Now let's make a frequency dictionary from our file!

In [None]:
# step 1: importing standard Python libraries
import sys, re, os

In [None]:
# step 2: open your file for reading (change the name of the file for a different language / corpus)
# FileInput = open("go1984en.txt",'r')
FileInput = open("go1984.txt",'r')
# open another file for writing (our output file)
FileOutput = open ("go1984en-frq.txt", 'w')

In [None]:
# step 3: create an empty frequency dictionary: words will be 'keys', frequencies will be 'values'
DictionaryFrq = {}

In [None]:
# step 4: read each line, clean it up, split it into words and count unique words:

for Line in FileInput:
    Line = re.sub('<.*?>', '', Line) # remove html/xml tags
    Line = Line.lower() # convert to lower case
    Line = Line.strip() # remove leading and final white spaces
    ListOfWords = re.split('[ ,\.:;\!\(\)\"\[\]]+', Line) # tokenize: split on white spaces and punctuation
    # sys.stdout.write( str( ListOfWords ) + '\n' )

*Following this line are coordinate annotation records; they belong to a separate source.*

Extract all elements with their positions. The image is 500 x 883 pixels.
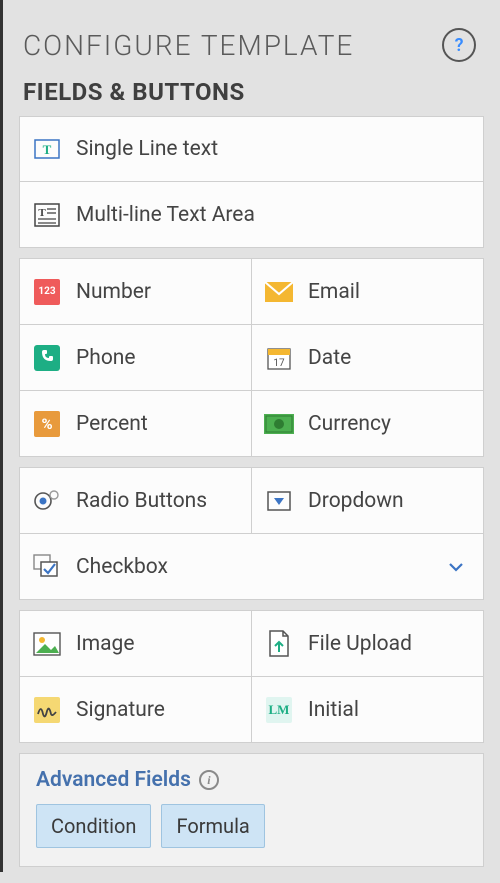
field-label: Dropdown xyxy=(308,489,404,513)
field-single-line-text[interactable]: T Single Line text xyxy=(20,117,483,182)
field-label: Single Line text xyxy=(76,137,218,161)
formula-button[interactable]: Formula xyxy=(161,804,264,848)
phone-icon xyxy=(32,343,62,373)
multi-line-text-icon: T xyxy=(32,200,62,230)
field-label: File Upload xyxy=(308,632,412,656)
advanced-fields-panel: Advanced Fields i Condition Formula xyxy=(19,753,484,867)
signature-icon xyxy=(32,695,62,725)
field-percent[interactable]: % Percent xyxy=(20,391,252,456)
field-initial[interactable]: LM Initial xyxy=(252,677,483,742)
field-dropdown[interactable]: Dropdown xyxy=(252,468,483,533)
radio-icon xyxy=(32,486,62,516)
field-radio-buttons[interactable]: Radio Buttons xyxy=(20,468,252,533)
help-icon[interactable]: ? xyxy=(442,28,476,62)
percent-icon: % xyxy=(32,409,62,439)
field-label: Initial xyxy=(308,698,359,722)
field-image[interactable]: Image xyxy=(20,611,252,676)
file-upload-icon xyxy=(264,629,294,659)
date-icon: 17 xyxy=(264,343,294,373)
field-label: Date xyxy=(308,346,351,370)
info-icon[interactable]: i xyxy=(199,770,219,790)
field-label: Phone xyxy=(76,346,136,370)
email-icon xyxy=(264,277,294,307)
number-icon: 123 xyxy=(32,277,62,307)
page-title: CONFIGURE TEMPLATE xyxy=(23,29,354,62)
field-multi-line-text[interactable]: T Multi-line Text Area xyxy=(20,182,483,247)
field-group-media: Image File Upload xyxy=(19,610,484,743)
field-currency[interactable]: Currency xyxy=(252,391,483,456)
field-label: Email xyxy=(308,280,360,304)
advanced-fields-title: Advanced Fields xyxy=(36,768,191,792)
field-label: Percent xyxy=(76,412,148,436)
field-group-basic: 123 Number Email xyxy=(19,258,484,457)
field-group-choice: Radio Buttons Dropdown C xyxy=(19,467,484,600)
svg-text:17: 17 xyxy=(273,358,285,369)
field-label: Checkbox xyxy=(76,555,168,579)
checkbox-icon xyxy=(32,552,62,582)
image-icon xyxy=(32,629,62,659)
field-label: Radio Buttons xyxy=(76,489,207,513)
condition-button[interactable]: Condition xyxy=(36,804,151,848)
section-title: FIELDS & BUTTONS xyxy=(19,76,484,116)
field-number[interactable]: 123 Number xyxy=(20,259,252,324)
field-label: Image xyxy=(76,632,134,656)
dropdown-icon xyxy=(264,486,294,516)
field-email[interactable]: Email xyxy=(252,259,483,324)
svg-text:T: T xyxy=(43,142,52,157)
field-label: Multi-line Text Area xyxy=(76,203,255,227)
field-label: Currency xyxy=(308,412,391,436)
field-file-upload[interactable]: File Upload xyxy=(252,611,483,676)
field-phone[interactable]: Phone xyxy=(20,325,252,390)
field-signature[interactable]: Signature xyxy=(20,677,252,742)
svg-text:T: T xyxy=(38,207,46,219)
field-label: Signature xyxy=(76,698,165,722)
chevron-down-icon xyxy=(447,558,465,576)
currency-icon xyxy=(264,409,294,439)
field-date[interactable]: 17 Date xyxy=(252,325,483,390)
field-label: Number xyxy=(76,280,151,304)
initial-icon: LM xyxy=(264,695,294,725)
single-line-text-icon: T xyxy=(32,134,62,164)
field-group-text: T Single Line text T Multi-line Text Are… xyxy=(19,116,484,248)
field-checkbox[interactable]: Checkbox xyxy=(20,534,483,599)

    # If word exists, add 1 to its existing frequency; if it doesn't, then set frequency to 1
    # { word1 : 4 , word2 : 4, word3 : 2 }
    for Word in ListOfWords:
        try:
            DictionaryFrq[Word] += 1
        except:
            DictionaryFrq[Word] = 1

In [None]:
# step 5: save the frequency dictionary into file, by decreasing frequencies
# FileOutput.write( str( DictionaryFrq ) + '\n' )
for Word, Frq in sorted( DictionaryFrq.items() , key=lambda x: x[1], reverse=True) :
    FileOutput.write(Word + '\t' + str(Frq) + '\n')

## Tasks
1. Examine the frequencies file; 
2. download it onto your local machine; 
3. Change the programme to create a frequency dictionary from another file / corpus / language
4. Change the programme to preserve lower/upper-case letters; 
5. Run it again and compare the results (save the results in another file).